Associate Professor

Juan D. Alfonzo

B.S., Indiana University- Bloomington, IN
Ph.D., Indiana University- Bloomington, IN
Post-doctoral Research, University of California, Los Angeles

The Alfonzo Lab

Editing & Modification of tRNA: Roles in Mitochondrial Biogenesis and Disease.

We are interested in RNA processing events that are unique to trypanosomes and could be exploited as targets for the design of therapies against protozoan diseases. To date, the Protozoa are responsible for the infection and death of millions of people worldwide. I am especially interested in two facets of RNA processing in trypanosomes: tRNA editing and tRNA modification.
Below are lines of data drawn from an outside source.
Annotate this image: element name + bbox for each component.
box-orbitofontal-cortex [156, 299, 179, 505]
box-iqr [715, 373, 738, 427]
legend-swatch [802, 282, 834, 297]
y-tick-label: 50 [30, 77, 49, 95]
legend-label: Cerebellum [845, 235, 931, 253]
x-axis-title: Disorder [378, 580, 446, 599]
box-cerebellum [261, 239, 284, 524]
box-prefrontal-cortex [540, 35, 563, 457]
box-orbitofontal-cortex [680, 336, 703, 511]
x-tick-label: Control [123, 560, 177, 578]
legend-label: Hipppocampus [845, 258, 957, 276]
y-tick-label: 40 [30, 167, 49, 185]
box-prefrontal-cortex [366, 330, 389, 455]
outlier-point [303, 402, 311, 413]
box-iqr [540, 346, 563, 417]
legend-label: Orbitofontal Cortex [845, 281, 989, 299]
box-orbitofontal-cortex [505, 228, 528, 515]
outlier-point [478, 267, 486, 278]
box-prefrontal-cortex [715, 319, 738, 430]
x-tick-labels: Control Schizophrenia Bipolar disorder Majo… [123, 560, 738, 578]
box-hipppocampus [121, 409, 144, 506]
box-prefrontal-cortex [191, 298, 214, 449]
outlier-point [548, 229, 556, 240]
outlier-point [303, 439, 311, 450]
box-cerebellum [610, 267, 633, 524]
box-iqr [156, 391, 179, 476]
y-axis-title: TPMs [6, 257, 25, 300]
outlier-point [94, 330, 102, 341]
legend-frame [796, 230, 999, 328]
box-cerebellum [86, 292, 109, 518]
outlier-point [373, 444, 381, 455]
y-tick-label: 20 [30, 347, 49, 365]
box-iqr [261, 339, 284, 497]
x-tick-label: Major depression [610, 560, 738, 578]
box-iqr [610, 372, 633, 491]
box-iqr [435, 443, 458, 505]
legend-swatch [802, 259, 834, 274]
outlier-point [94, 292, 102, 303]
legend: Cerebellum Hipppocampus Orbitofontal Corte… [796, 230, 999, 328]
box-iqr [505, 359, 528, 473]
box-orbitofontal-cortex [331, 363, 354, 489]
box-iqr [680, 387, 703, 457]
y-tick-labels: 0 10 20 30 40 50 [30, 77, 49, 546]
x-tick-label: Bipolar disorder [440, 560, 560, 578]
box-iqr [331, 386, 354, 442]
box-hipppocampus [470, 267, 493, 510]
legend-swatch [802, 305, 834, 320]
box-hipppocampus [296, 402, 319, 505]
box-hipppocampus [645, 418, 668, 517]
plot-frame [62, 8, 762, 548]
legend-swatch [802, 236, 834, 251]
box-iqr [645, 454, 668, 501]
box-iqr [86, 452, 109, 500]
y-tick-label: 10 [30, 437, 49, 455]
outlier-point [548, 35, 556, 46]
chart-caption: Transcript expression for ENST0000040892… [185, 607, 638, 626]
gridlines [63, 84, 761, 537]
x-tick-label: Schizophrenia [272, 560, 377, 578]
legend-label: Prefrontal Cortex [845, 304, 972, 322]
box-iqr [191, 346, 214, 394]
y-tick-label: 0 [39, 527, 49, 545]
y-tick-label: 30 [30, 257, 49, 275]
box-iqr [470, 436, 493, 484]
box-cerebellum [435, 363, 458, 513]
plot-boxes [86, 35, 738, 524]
The Mechanism of tRNA Editing

RNA editing involves any process by which the information content of a given transcript (mRNA, tRNA, etc.) is changed so that it will differ from that encoded in the genome. RNA editing occurs by a variety of chemically distinct post-transcriptional mechanisms including nucleotide insertion, deletions, base deaminations, and nucleotide exchange (to name a few) and plays an important role in the regulation of gene expression. In trypanosomes, I discovered that the nucleus-encoded tRNATrp undergoes an essential cytosine to uridine editing of the wobble position of the anticodon upon importation into the mitochondrion. Most notable, the deamination of cytosine to uridine at the anticodon allows the decoding of UGA codons as tryptophan. We are interested in the mechanism of tRNA editing and plan to use a genetic and biochemical approach to achieve a complete structure/function analysis of this process in trypanosomes

The Modifications of tRNA and Contribution to Mitochondrial Function

The functional importance of RNA modifications is evident from the large number of phylogenetically conserved modifications that occur in various cellular RNAs. Little is known about the role and extent of RNA modifications in early divergent eukaryotes. In addition, there are increasing numbers of reports linking tRNA modifications with mitochondrial diseases. I plan to use trypanosomes as a model system to study the role that specific tRNA modifications play in mitochondrial function. These studies will be the basis for examining the role site-specific tRNA modifications plays in mitochondrial function. The long-term goal is to utilize the exquisite specificity of these editing and modification enzymes for the long-term applications in gene therapy in humans.

In general, the emphasis of my laboratory will focus on the translation of RNA structure into RNA function in a biological system. Specifically, I hope to dissect the pathways involved in tRNA maturation, including editing and modification, to address issues involving molecular recognition. I firmly believe this research will not only uncover useful knowledge of basic cellular processes, but also provides the added incentive of great overall implications towards applications in medicine.